Чтобы понять весь ужас положения, в котором оказалась графиня, необходимо добавить, что ночная сцена происходила в 1591 году, то есть в те времена, когда во Франции шла гражданская война и когда законы не имели силы. Жестокости Лиги, противившейся восшествию Генриха IV на престол [5] , превосходили все бедствия гражданской войны. В стране царило беззаконие, никто не удивлялся, если знатный человек приказывал заколоть своего врага среди бела дня на глазах у всех. Когда кто-нибудь в своих личных интересах снаряжал и вел в поход войско под знаменем Лиги или же короля, это вызывало величайшие похвалы одной из враждующих сторон. Таким образом, вояка Баланьи [6] чуть было не стал владетельным принцем у ворот Франции. Что же касается убийств, происходивших, так сказать, в семейном кругу, то о них, по словам современника, беспокоились не более чем об охапке сена, если только эти преступления не совершались с чересчур зверской жестокостью. Незадолго до смерти короля некая придворная дама убила дерзкого дворянина, который вел о ней непристойные речи. Один из любимцев Генриха III сказал ему: «Клянусь богом, она его ловко зарезала!» Суровыми казнями граф д'Эрувиль, один из самых ярых приверженцев короля в Нормандии, держал в повиновении Генриху IV всю западную часть этой провинции, соседствующую с Бретанью. Он был главой одного из знатнейших во Франции и богатейших семейств да еще значительно увеличил доходы от своих многочисленных поместий, женившись за семь месяцев до той ночи, с описания которой начинается наше повествование, на юной девице де Сен-Савен; по воле случая, довольно часто бывавшего в те времена, когда люди мерли, как мухи, она внезапно оказалась наследницей достояния двух ветвей дворянского рода де Сен-Савенов. Основами этого супружеского союза были только необходимость и страх. Два месяца спустя, на пиру, который город Байе задал графу и графине д'Эрувиль в честь их бракосочетания, поднялся спор, который в ту невежественную эпоху был найден весьма нелепым; речь зашла о таком вопросе: признавать ли законными детей, родившихся через десять месяцев после смерти мужа, и тех, что родились через семь месяцев после первой брачной ночи.
5
...Лиги, противившейся восшествию Генриха IV на престол.— Католическая лига 1576 года — объединение французского католического духовенства, феодальной знати и дворянства (в основном север Франции), северофранцузской буржуазии и ремесленников (главным образом Парижа), выступала против гугенотов-кальвинистов; фактически распалась в конце 1576 года. В 1585 году Лига была восстановлена; главную роль в ней играла Парижская лига — объединение широких слоев парижского населения. В 1593 году Лига пошла на соглашение с принявшим католичество Генрихом Бурбонским и признала его королем (Генрих IV).
6
Баланьи— маршал Франции. Во время религиозных войн он поочередно переходил на сторону то одной, то другой враждующей партии.

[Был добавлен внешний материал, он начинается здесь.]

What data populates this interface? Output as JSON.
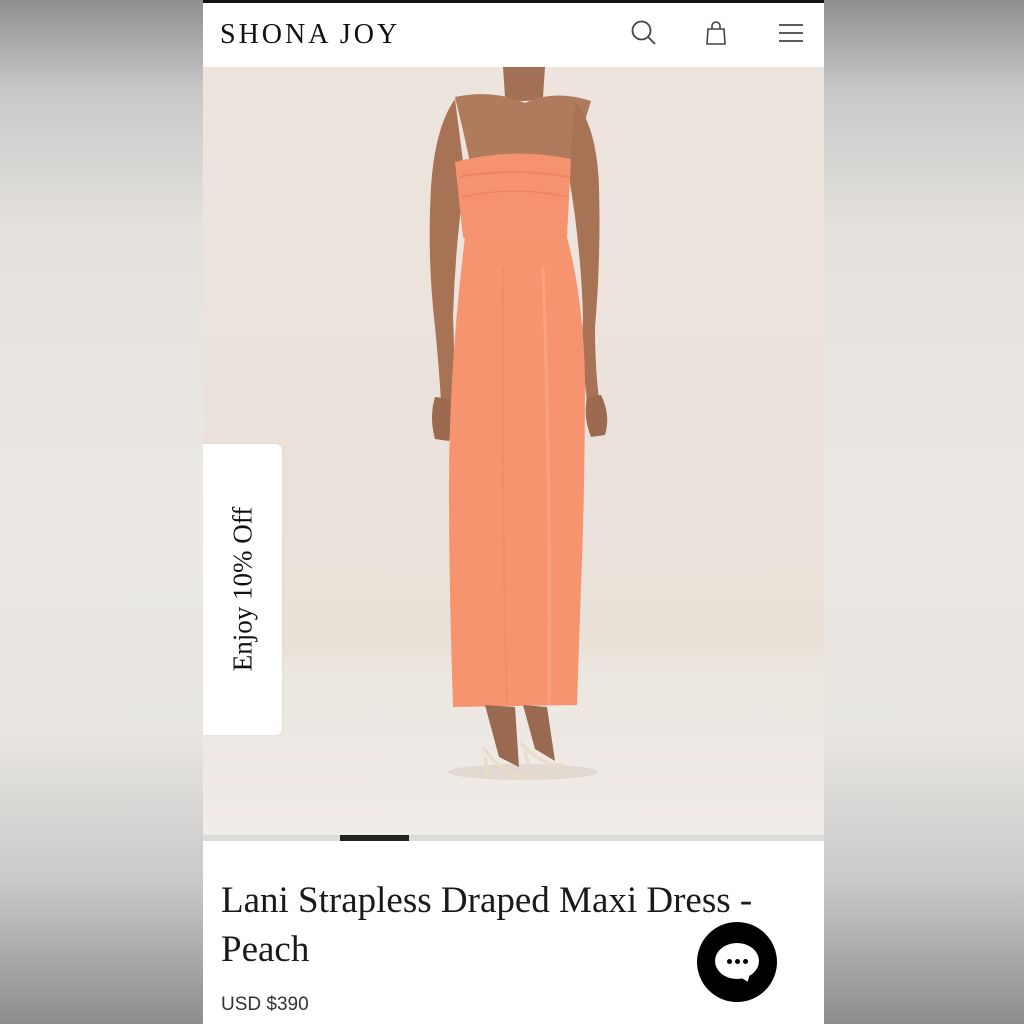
{
  "header": {
    "logo": "SHONA JOY",
    "icons": [
      "search-icon",
      "bag-icon",
      "menu-icon"
    ]
  },
  "promo": {
    "label": "Enjoy 10% Off"
  },
  "carousel": {
    "active_index": 2,
    "total": 9
  },
  "product": {
    "title": "Lani Strapless Draped Maxi Dress - Peach",
    "price": "USD $390"
  },
  "chat": {
    "icon": "chat-bubble-icon"
  },
  "colors": {
    "dress": "#F4926D",
    "backdrop": "#EDE4DD",
    "ink": "#111111"
  }
}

— Сударыня, — резко сказал граф, повернувшись к жене, — ежели вы подарите мне ребенка через десять месяцев после моей смерти, тут я бессилен. Но не вздумайте рожать через семь месяцев после свадьбы!..
— А что бы вы тогда сделали, старый медведь? — спросил молодой маркиз де Верней, полагая, что граф хочет пошутить.
— Напрочь свернул бы голову и матери и ребенку.
Столь решительный ответ сразу оборвал обсуждение вопроса, неосторожно поднятого одним из нормандских сеньоров. Гости умолкли и с каким-то ужасом смотрели на прелестную графиню д'Эрувиль. Все были уверены, что свирепый феодал наверняка осуществит свою угрозу. Слова эти отозвались в груди его юной супруги, которая уже была тогда беременна; предчувствие, как молния, мелькнуло в ее душе и, озарив будущее, сказало ей, что она родит семимесячного младенца. Вся кровь волной хлынула у нее к сердцу, жар побежал по жилам, однако тело стало таким холодным, как будто ее бросили в ледяную воду. С тех пор не проходило ни одного дня, чтобы тайный ужас не омрачал самые невинные порывы ее души. И, вспомнив сейчас, как взглянул на нее муж, как зловеще прозвучал его голос, когда он произнес свой приговор, графиня вся холодела от страха, даже не чувствовала своих страданий и, наклонясь над спящим, вглядывалась в его лицо, надеясь увидеть в нем хоть искру жалости, коей тщетно искала она в часы бодрствования. Дитя, которому еще до рождения его грозила смерть, должно было появиться на свет божий, и мать, голосом еле слышным, подобным вздоху, воскликнула: «Бедный мой!» Она не докончила, — есть мысли для матери нестерпимые. Да в эту минуту она и не в силах была рассуждать. Неведомая мука сдавила ей грудь и стеснила дыхание. Слезы покатились по щекам и, оставив за собою блестящий влажный след, повисли на краю беленького подбородка, словно капли росы на лепестке лилии. Какой ученый посмеет сказать, что на ребенка не влияют волнения матери, когда она объемлет его душой и телом, сообщая ему свои впечатления, когда ее мысль вливается в его кровь целительным бальзамом или тлетворными флюидами? Ужас, от которого содрогалось дерево, не приводил ли в содрогание его плод? Быть может, слова «Бедный мой!» были пророчеством, подсказанным видением будущего? Как затрепетала тогда несчастная мать, каким пронзительным был ее взгляд!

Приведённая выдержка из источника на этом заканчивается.